А он и сам не зациклен, так сказать, на униженных-оскорбленных: не диссидент, не заступник народный, тем более не Гамлет какой-нибудь — далек от предвзятых идей типа что будто бы не то строй прогнил, не то век жестокосерд, или, там, Испания — тюрьма… Боже избави! В современности, благоустроенной Филиппом III и герцогом Лермой, — лишь одно не нравится Дон Кихоту: что она норовит обойтись без него.
Впрочем, он убежден, что это с ее стороны — притворство; что на самом деле все эти чужие люди, снующие мимо по каким-то якобы своим делам, — да и лодка у берега, и мельница на пригорке — существуют не сами по себе, а только чтобы подманить его и подать условный знак, — и всякий раз что-то мешает угадать, какого ответа ждут, какого жеста или поступка, — всякий раз не на того заносишь меч — призрак приключения, кривляясь, исчезает, — и опять барахтаешься в дорожной пыли, весь избитый, плюясь зубами.

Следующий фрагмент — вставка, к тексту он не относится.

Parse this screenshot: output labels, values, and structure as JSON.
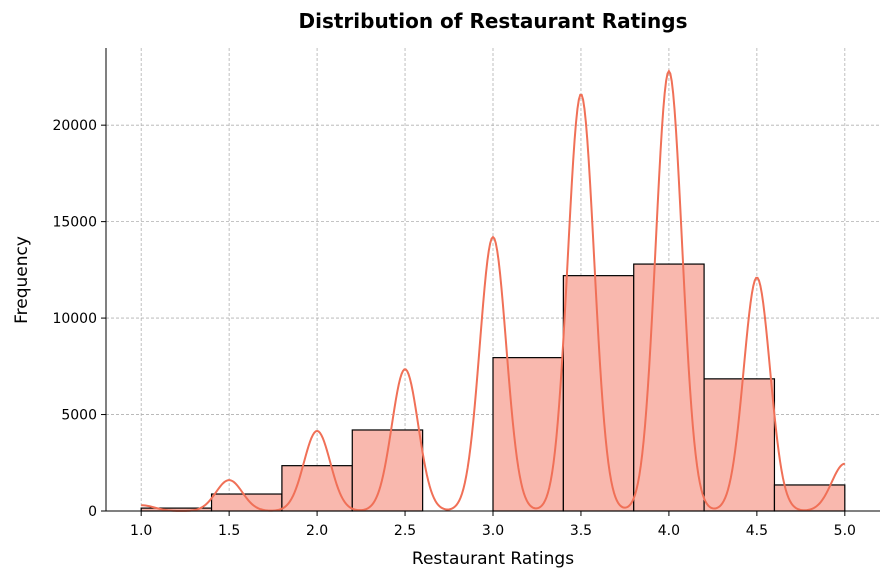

Злой волшебник из глубины пространства с ним играет, словно бумажкой на веревочке: бумажка шуршит — Дон Кихот бросается в атаку — зрителям весело.
А читателю — еще веселей, причем его забава утонченней: для него черепная коробка героя прозрачна, словно стеклянная; отчетливо видно, как ум заходит за разум, реальность втесняется в другую реальность, — и вот под давлением воли очередная ошибка превращается в очередную глупость.
Скажем, проезжает ночью по дороге катафалк — пылают факелы, попы поют. Что везут покойника — безумец понимает, а ритуала не узнает — словно впервые видит эти одеяния, впервые слышит этот речитатив, — не приветствует, короче говоря, пресвятую католическую нашу мать, а, наоборот, ощетинивается.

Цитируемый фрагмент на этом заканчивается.